Clonalité et sélection par l'hôte chez Puccinia triticina

 

H. Goyeau (1), F. Halkett (2), M.-F. Zapater (2), J. Carlier (2), C. Lannou (1)

 

(1) UMR Epidémiologie Végétale et Ecologie des Populations, INRA INA-PG, 78850 Thiverval-Grignon

(2) CIRAD - UMR BGPI, TA 41 / K, Campus International de Baillarguet, 34398 Montpellier Cedex 5

 

 

Des études antérieures ont permis de montrer que les populations de rouille brune du blé (Puccinia triticina, basidiomycète dicaryotique) se reproduisent de façon clonale et se structurent en fonction de la plante hôte. Sous l’angle de la génétique des populations, la structure clonale se traduit par des profils multilocus répétés et de forts déséquilibres de liaison (identifiés à l’aide de marqueurs RAPD et AFLP) Néanmoins ces études n’ont pas permis de certifier l’absence d’évènements de recombinaison ni de quantifier le niveau de pression de sélection exercé par l’hôte.

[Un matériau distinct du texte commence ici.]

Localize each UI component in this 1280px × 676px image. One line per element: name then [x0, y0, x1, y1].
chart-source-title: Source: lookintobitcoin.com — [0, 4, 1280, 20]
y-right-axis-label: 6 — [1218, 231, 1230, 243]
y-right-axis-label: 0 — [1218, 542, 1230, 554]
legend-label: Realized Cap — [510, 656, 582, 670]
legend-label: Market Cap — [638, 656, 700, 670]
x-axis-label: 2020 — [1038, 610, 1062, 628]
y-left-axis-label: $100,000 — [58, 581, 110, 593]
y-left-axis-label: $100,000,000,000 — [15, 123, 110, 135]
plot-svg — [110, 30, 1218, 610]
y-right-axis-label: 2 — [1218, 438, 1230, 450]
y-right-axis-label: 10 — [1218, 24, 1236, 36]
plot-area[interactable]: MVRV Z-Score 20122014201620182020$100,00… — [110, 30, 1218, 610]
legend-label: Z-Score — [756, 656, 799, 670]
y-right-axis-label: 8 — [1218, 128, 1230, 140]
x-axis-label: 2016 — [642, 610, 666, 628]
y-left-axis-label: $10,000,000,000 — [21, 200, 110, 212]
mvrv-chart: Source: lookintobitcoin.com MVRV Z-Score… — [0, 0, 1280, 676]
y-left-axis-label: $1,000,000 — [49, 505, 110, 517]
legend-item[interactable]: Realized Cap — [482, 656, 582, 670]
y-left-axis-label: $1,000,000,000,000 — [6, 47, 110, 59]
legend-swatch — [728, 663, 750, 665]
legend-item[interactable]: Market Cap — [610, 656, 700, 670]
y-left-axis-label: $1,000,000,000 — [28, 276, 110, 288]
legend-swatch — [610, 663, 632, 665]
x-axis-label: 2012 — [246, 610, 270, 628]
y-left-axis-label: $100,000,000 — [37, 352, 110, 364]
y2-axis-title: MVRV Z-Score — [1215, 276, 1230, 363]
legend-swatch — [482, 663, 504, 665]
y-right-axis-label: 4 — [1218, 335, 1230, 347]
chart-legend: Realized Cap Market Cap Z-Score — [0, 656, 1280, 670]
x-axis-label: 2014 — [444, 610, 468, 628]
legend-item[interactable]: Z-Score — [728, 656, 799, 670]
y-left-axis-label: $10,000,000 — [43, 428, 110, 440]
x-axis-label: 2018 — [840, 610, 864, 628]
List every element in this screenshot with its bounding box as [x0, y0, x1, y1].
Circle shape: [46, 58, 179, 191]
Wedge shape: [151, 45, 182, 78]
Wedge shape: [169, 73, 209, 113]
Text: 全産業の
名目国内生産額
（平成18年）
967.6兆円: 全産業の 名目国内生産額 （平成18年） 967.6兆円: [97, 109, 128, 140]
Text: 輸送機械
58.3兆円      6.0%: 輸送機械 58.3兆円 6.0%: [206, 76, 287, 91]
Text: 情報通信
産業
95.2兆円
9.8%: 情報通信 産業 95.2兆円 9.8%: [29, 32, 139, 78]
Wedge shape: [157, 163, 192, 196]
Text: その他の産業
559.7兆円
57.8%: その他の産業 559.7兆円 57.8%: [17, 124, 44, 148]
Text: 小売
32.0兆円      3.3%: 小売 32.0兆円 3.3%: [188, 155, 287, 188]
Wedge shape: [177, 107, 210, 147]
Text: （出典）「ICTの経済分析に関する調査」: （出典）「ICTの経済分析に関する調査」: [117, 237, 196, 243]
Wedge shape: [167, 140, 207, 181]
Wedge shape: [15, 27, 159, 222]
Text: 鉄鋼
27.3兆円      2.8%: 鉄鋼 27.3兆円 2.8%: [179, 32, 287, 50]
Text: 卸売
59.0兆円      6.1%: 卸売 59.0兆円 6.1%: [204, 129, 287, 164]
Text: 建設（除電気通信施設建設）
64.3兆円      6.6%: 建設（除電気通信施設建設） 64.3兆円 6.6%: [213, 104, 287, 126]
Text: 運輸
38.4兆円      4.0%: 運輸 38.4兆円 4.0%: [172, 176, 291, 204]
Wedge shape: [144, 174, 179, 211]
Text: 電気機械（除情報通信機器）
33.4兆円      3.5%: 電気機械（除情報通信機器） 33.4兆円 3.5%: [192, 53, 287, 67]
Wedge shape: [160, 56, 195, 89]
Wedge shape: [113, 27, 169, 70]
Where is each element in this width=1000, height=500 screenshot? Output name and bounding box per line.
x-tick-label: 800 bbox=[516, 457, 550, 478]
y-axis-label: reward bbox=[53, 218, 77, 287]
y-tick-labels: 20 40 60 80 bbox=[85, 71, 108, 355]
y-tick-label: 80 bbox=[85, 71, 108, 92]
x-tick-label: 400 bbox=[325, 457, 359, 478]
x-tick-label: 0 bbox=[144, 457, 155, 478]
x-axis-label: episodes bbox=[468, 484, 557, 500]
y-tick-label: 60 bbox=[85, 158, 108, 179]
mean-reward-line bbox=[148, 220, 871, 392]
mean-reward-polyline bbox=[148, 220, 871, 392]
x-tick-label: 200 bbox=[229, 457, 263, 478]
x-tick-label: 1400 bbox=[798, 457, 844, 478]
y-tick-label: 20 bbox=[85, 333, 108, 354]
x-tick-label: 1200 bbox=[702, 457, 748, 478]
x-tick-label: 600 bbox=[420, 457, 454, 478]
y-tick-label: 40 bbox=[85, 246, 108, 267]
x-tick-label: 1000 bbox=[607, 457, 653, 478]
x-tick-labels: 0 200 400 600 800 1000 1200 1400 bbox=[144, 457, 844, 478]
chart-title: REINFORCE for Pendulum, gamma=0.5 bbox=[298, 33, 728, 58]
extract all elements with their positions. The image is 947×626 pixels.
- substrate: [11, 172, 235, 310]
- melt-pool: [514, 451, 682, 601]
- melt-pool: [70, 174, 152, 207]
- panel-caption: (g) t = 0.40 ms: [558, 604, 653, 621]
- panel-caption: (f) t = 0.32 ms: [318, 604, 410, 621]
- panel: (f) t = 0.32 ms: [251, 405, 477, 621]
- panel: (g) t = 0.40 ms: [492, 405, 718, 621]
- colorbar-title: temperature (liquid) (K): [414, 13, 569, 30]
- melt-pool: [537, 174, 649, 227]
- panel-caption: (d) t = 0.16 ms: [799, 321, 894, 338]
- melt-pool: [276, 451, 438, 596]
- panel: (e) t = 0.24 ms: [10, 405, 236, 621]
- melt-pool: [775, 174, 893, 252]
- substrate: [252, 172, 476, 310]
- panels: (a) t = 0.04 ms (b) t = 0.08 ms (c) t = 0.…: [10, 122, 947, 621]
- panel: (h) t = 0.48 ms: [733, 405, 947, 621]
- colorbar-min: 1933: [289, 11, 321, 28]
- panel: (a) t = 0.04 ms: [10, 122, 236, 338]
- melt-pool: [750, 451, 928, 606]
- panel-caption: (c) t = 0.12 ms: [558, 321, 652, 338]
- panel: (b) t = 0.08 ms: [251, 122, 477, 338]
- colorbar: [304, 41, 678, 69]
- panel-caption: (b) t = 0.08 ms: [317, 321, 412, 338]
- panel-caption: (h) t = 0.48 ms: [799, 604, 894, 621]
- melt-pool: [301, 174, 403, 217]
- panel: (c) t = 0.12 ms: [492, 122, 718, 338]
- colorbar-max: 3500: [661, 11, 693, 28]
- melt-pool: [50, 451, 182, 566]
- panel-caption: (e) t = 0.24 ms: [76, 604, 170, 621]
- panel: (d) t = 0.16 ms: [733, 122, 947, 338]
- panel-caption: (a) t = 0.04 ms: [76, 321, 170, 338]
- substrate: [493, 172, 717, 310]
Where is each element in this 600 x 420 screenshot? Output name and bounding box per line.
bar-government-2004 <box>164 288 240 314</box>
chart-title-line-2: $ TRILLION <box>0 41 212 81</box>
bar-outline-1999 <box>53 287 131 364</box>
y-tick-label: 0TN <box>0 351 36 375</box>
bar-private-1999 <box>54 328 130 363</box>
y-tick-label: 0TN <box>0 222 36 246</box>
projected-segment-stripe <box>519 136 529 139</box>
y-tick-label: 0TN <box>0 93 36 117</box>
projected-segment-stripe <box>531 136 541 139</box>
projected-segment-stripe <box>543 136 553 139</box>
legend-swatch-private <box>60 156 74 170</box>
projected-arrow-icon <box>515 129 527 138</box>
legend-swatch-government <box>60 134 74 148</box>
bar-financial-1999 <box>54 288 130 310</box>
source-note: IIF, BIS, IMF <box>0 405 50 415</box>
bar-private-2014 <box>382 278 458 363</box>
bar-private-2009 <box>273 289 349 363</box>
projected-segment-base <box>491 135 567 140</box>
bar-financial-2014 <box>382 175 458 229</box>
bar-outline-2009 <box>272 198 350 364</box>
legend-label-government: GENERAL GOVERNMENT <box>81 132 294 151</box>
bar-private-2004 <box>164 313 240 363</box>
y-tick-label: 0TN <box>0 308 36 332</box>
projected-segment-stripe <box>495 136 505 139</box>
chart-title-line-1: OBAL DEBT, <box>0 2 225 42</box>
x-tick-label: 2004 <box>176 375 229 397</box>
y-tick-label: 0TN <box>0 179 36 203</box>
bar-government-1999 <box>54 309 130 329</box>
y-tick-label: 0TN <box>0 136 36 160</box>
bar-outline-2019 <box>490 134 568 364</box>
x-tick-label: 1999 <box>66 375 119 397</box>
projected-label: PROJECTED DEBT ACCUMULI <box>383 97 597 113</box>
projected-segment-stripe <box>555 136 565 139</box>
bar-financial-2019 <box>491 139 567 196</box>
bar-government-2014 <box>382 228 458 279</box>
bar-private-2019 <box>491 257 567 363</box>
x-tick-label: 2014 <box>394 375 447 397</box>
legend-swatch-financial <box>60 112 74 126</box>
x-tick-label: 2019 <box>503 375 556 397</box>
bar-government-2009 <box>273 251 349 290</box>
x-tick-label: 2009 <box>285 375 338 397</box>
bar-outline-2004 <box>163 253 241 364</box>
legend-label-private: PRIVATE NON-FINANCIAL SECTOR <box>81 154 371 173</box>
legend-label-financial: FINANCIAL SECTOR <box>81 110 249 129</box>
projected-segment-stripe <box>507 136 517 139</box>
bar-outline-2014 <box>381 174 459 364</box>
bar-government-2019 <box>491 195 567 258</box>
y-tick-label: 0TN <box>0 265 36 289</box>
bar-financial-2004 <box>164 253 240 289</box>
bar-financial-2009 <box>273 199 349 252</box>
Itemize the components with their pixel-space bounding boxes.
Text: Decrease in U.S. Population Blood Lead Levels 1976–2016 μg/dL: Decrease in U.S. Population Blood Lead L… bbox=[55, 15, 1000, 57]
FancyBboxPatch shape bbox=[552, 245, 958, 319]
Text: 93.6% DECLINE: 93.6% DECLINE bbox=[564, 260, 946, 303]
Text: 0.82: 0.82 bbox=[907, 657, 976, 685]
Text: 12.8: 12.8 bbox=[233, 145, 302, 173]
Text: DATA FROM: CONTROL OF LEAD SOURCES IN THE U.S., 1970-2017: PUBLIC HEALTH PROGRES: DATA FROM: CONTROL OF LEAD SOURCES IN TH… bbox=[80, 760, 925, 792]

Le double objectif de notre étude était i) de préciser la structure clonale des populations, en particulier en quantifiant le niveau d’hétérozygotie à l’aide de marqueurs neutres codominants (microsatellites) et ii) de quantifier le niveau de différenciation génétique et phénotypique de populations prélevées sur des variétés différentes. Un échantillonnage systématique a été réalisé sur des parcelles de 1 Ha de deux variétés différentiées pour leurs gènes de résistance à la rouille brune : Soissons (gène de résistance Lr14a) et Trémie (gènes de résistance Lr10, Lr13).

Outre la présence de génotypes multilocus répétés et de déséquilibre de liaison entre locus, la caractérisation des isolats à l'aide de 10 marqueurs microsatellites a révélé un taux d'hétérozygotie très important, synthétisé par des valeurs de FIS fortement négatives. Ces trois éléments témoignent d’un régime de reproduction principalement clonal. En outre, l'étude de la variance du FIS entre locus nous permet de discuter l'occurrence de recombinaison au sein des populations étudiées. Chaque pathotype ou famille de pathotypes (différant entre eux par 1 ou 2 virulences seulement) correspond à un génotype unique. La diversité génotypique demeure toutefois non négligeable, puisque 14 pathotypes, correspondant à 9 génotypes différents, ont été trouvés dans la parcelle de Soissons (sur 180 individus échantillonnés). La corrélation (test de Mantel) entre distance génétique (allèles partagés) et phénotypique (présence/absence des virulences) est très significative (p<0.001). Notre étude confirme également un fort niveau de différenciation génétique entre parcelles. Etant donné les capacités de migration du pathogène, cette étude atteste que la sélection par l’hôte est bien le moteur de la différenciation génétique et phénotypique.